This exoplanet has metal rain and 2,400C temperatures

Ultra-hot Jupiters — named as such because of their physical similarities to the planet Jupiter — are exoplanets that orbit stars other than the sun with temperatures so high that the molecules in their atmospheres are completely torn apart. They are among the most extreme environments in our galaxy.

They also whip around their parent stars in orbits that only last a few days, and astronomers still aren’t sure how it’s possible for them to form.
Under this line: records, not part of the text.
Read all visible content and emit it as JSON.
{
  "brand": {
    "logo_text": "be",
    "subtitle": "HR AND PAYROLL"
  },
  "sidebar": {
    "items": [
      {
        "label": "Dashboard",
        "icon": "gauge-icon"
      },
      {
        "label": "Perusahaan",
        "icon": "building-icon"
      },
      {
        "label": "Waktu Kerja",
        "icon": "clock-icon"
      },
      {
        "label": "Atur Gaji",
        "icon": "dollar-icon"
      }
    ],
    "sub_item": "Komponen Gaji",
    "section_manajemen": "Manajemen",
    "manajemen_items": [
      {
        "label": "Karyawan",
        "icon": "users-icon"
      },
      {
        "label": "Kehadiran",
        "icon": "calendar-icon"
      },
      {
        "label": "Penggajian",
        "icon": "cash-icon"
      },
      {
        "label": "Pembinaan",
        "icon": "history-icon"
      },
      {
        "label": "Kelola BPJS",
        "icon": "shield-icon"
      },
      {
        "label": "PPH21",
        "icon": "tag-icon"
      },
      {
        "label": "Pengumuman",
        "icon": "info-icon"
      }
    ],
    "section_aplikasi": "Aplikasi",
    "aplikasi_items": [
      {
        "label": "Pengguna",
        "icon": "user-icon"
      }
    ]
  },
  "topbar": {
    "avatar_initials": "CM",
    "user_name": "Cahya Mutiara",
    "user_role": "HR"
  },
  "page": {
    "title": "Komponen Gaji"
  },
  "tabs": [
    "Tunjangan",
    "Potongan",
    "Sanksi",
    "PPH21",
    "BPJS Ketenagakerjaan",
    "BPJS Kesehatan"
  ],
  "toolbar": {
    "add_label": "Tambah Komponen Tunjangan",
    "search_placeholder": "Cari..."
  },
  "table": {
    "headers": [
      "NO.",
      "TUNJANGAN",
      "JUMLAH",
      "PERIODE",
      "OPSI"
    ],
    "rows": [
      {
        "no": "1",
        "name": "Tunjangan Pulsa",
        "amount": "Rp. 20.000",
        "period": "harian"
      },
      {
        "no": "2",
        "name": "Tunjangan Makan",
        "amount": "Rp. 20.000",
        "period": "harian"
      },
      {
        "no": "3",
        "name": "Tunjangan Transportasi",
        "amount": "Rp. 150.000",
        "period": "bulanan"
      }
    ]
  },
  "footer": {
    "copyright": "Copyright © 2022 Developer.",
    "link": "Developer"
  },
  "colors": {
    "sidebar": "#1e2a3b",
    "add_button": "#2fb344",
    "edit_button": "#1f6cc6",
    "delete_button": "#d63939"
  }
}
While these harsh conditions might sound like they’re as extreme as it gets, astronomers are starting to realize they may just be the tip of the (very hot) iceberg. In a recent study published in The Astrophysical Journal Letters, my colleagues and I discovered that one of these exotic worlds in particular is even more extreme than we’d ever thought.

Ultra-hot worlds

Discovered in 2016, WASP-76b is perhaps the most well-known of these ultra-hot worlds. At double the size of our own planet Jupiter, WASP-76b has day-side temperatures reaching a whopping 2,400 C, and takes less than two days to orbit its parent star. Its claim to fame, however, is a 2020 study suggesting that liquid iron might literally be raining down from its skies.

More recent research, yet to be peer-reviewed, has called this result into question. But there’s no doubt that the conditions on WASP-76b are totally unlike anything here on Earth. WASP-76b can therefore offer us a window into the most extreme physical and chemical processes in our galaxy, and studying its harsh alien conditions can help us place our own solar system into context.